Une étude démontre l’efficacité d’un vaccin oral contre le choléra en situation d’épidémie

Une étude publiée le 28 mai dans la revue scientifique américaine The New England Journal of Medicine montre qu’un vaccin oral contre le choléra a protégé 86% des individus vaccinés lors de l’épidémie de 2012 en Guinée.
©David Di Lorenzo / MSF

Une étude publiée le 28 mai dans la revue scientifique américaine The New England Journal of Medicine montre qu’un vaccin oral contre le choléra a protégé 86% des individus vaccinés lors de l’épidémie de 2012 en Guinée.

L’étude menée par le ministère de la Santé guinéen et Epicentre, l’institut de recherche créé par Médecins Sans Frontières (MSF), est la première jamais conduite sur les vaccins contre le choléra lors d’épidémies en Afrique.

Alors que l’Organisation Mondiale de la Santé (OMS) est actuellement en train de constituer un stock d’urgence du vaccin, l’étude démontre l’intérêt de son utilisation dans le contrôle des épidémies.

« C’est la première fois que l’efficacité de ce nouveau vaccin est documentée en situation réelle d’épidémie, explique Francisco Luquero, investigateur principal de l’étude. Nous savons désormais que le vaccin oral contre le choléra confère un niveau de protection élevé lors d’épidémies, et que la vaccination peut et doit faire partie des activités à mettre en place lorsque nous faisons face au choléra, en complément d’autres mesures de prévention et de contrôle ».
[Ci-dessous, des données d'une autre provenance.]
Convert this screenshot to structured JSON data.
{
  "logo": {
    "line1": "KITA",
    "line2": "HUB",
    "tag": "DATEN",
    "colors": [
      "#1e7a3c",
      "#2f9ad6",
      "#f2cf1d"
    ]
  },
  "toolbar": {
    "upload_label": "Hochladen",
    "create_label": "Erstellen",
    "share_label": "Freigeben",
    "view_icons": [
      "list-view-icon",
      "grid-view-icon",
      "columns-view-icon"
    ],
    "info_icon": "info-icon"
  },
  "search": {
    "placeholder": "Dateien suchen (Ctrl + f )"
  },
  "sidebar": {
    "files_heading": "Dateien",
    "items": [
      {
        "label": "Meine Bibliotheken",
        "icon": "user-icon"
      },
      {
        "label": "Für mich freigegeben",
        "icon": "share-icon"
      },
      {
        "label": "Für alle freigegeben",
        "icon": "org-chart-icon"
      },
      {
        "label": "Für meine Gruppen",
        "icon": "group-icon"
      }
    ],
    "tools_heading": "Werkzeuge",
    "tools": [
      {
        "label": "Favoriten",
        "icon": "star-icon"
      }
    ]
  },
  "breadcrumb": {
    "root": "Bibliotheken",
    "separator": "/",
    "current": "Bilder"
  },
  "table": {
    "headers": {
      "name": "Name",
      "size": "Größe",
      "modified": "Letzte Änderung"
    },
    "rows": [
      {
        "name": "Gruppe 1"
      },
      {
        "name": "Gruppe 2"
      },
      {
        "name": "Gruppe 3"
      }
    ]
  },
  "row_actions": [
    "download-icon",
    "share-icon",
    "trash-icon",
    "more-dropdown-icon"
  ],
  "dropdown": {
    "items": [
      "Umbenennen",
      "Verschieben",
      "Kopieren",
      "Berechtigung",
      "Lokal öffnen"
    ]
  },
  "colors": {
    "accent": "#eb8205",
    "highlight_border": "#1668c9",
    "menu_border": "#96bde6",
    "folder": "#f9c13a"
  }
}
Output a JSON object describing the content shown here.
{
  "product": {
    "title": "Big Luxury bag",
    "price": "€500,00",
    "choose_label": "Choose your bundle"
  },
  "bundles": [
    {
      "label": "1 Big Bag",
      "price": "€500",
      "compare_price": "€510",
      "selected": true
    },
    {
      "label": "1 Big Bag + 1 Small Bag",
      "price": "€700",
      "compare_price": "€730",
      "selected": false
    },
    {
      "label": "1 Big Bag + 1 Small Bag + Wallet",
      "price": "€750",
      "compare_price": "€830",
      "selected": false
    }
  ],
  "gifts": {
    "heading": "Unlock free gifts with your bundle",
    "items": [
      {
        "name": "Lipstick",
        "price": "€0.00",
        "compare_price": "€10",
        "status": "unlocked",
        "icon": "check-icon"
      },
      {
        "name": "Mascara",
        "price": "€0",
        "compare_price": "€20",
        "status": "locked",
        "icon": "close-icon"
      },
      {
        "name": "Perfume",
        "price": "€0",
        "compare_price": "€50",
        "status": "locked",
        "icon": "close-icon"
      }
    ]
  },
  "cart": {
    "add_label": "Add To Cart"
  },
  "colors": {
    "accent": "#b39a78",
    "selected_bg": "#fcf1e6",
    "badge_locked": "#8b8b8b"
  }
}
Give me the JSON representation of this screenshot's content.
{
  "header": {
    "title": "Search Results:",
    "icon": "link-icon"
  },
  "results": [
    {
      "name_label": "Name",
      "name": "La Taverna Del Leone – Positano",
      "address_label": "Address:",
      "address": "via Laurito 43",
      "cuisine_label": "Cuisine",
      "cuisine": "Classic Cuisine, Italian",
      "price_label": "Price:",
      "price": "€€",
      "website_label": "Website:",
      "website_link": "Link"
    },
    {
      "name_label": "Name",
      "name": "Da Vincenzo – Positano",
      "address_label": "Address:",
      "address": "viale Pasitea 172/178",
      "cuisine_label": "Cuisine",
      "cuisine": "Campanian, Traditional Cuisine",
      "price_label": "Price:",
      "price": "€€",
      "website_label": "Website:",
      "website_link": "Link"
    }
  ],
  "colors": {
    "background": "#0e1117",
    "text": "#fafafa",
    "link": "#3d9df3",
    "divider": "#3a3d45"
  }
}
L’étude d’Epicentre a mesuré l’efficacité de deux doses du vaccin au cours des premiers mois suivant son administration. Le vaccin oral utilisé, le Shanchol ©, est l’un des deux vaccins oraux actuellement disponibles et pré-qualifiés par l’OMS. Il est particulièrement adapté à une utilisation dans les pays en développement du fait de son coût abordable, de sa fabrication relativement simple, et de ses dimensions réduites, qui facilitent le transport et le stockage.

Entre avril et juin 2012, le ministère de la Santé et MSF ont administré 316 250 doses du vaccin au cours des deux tours d’une campagne de vaccination organisée dans les districts côtiers de Boffa et de Forecariah. La couverture vaccinale de la campagne avait été bonne, plus de 75 pourcent de la population ciblée par la campagne ayant reçu deux doses du vaccin.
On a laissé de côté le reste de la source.